Ce magistrat a rendu compte des plaidoiries dans le délibéré de la cour, composée de :
Madame Sylvie Hylaire, présidente
Madame Sylvie Tronche, conseillère
Madame Laure Quinet, conseillère
Greffière lors des débats : Sylvaine Déchamps
ARRÊT :
— contradictoire
— prononcé publiquement par mise à disposition de l’arrêt au greffe de la cour, les parties en ayant été préalablement avisées dans les conditions prévues à l’article 450 alinéa 2 du code de procédure civile.
***
EXPOSÉ DU LITIGE
1. Mme [K] [X], née en 1966, a été engagée par l’association [1] (groupement local d’employeur), par contrat de travail à durée indéterminée à compter du 5 octobre 1995 et y exerçait les fonctions de comptable.
Son compagnon, M. [T], était le directeur de l’association.
2. Elle a été licenciée pour faute grave par lettre datée du 24 juin 2023 en raison de dissimulations et pratiques anormales de gestion, son compagnon faisant l’objet d’une même mesure pour s’être, frauduleusement et de façon dissimulée, octroyé des avantages financiers importants.

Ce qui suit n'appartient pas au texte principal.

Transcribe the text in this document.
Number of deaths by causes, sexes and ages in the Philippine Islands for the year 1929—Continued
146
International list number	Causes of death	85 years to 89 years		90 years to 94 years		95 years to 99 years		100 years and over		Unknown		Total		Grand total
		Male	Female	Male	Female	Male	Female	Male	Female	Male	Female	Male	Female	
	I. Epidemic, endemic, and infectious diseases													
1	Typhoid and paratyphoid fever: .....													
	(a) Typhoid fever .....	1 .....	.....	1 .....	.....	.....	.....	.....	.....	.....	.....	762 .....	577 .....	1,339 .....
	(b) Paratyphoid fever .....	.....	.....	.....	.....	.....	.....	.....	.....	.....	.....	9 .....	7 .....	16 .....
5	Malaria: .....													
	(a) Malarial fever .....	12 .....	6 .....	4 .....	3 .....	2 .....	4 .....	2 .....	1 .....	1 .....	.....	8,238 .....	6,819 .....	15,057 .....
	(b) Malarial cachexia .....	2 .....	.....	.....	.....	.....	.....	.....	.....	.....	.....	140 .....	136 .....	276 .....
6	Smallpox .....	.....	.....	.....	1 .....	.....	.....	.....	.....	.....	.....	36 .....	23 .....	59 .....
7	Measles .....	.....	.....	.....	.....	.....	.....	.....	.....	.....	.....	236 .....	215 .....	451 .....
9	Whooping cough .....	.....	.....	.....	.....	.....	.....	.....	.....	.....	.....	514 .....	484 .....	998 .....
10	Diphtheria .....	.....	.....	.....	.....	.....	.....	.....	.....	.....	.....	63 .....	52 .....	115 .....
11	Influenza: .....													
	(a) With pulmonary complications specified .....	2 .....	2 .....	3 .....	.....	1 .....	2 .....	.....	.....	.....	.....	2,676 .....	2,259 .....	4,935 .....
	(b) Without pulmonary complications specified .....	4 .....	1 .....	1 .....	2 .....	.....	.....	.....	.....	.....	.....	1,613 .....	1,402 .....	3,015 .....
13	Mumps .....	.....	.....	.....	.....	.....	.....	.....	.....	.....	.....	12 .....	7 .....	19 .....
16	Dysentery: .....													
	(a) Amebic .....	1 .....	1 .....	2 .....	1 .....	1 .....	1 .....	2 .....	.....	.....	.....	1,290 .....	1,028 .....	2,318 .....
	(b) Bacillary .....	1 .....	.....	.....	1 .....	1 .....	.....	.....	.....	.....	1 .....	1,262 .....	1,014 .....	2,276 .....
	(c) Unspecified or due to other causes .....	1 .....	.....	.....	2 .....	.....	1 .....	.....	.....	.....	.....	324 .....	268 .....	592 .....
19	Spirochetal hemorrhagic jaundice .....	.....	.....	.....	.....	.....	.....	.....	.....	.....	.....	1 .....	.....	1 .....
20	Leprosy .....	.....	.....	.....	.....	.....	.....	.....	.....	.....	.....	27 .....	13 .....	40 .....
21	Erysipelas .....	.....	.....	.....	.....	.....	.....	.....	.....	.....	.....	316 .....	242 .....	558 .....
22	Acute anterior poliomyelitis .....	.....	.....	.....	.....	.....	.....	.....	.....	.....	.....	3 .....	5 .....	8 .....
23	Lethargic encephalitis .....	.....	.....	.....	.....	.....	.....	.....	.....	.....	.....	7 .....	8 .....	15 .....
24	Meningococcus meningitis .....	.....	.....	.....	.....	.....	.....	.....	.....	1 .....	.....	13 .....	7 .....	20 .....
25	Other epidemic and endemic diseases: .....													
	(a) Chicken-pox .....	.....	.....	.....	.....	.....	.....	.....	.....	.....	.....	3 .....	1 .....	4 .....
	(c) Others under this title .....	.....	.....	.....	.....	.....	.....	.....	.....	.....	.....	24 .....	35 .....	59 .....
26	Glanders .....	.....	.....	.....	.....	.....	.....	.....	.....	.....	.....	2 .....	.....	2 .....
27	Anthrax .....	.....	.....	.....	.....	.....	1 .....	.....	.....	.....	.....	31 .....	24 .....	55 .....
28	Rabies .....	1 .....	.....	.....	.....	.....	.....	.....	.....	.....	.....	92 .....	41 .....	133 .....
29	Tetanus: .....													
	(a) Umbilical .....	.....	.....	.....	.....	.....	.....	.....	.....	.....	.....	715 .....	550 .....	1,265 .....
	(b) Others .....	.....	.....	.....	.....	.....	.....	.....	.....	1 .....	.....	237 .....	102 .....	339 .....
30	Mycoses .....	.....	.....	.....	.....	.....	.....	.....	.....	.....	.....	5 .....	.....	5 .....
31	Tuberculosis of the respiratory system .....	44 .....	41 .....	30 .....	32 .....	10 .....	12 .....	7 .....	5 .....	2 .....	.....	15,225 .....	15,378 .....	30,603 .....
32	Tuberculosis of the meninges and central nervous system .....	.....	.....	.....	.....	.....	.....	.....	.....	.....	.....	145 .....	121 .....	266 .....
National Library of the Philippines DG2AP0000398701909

3. Le 17 juillet 2023, l’association [1] a déposé plainte entre les mains du procureur de la République près le tribunal judiciaire de Bergerac contre M. [T], des chefs d’abus de confiance, de faux et d’usage de faux et contre Mme [X] pour faux.
Une plainte a également été déposée le 2 octobre 2023 par la caisse de mutualité sociale agricole de Dordogne, Lot-et-Garonne, organisme de sécurité sociale de M. [T] pour faux, usage de faux et escroquerie commis afin d’obtenir le versement d’indemnités journalières indues, évaluées à plus de 240 000 euros.
4. Par requête reçue le 17 juin 2024, Mme [X] a saisi le conseil de prud’hommes de Bergerac contestant la légitimité de son licenciement et réclamant diverses indemnités.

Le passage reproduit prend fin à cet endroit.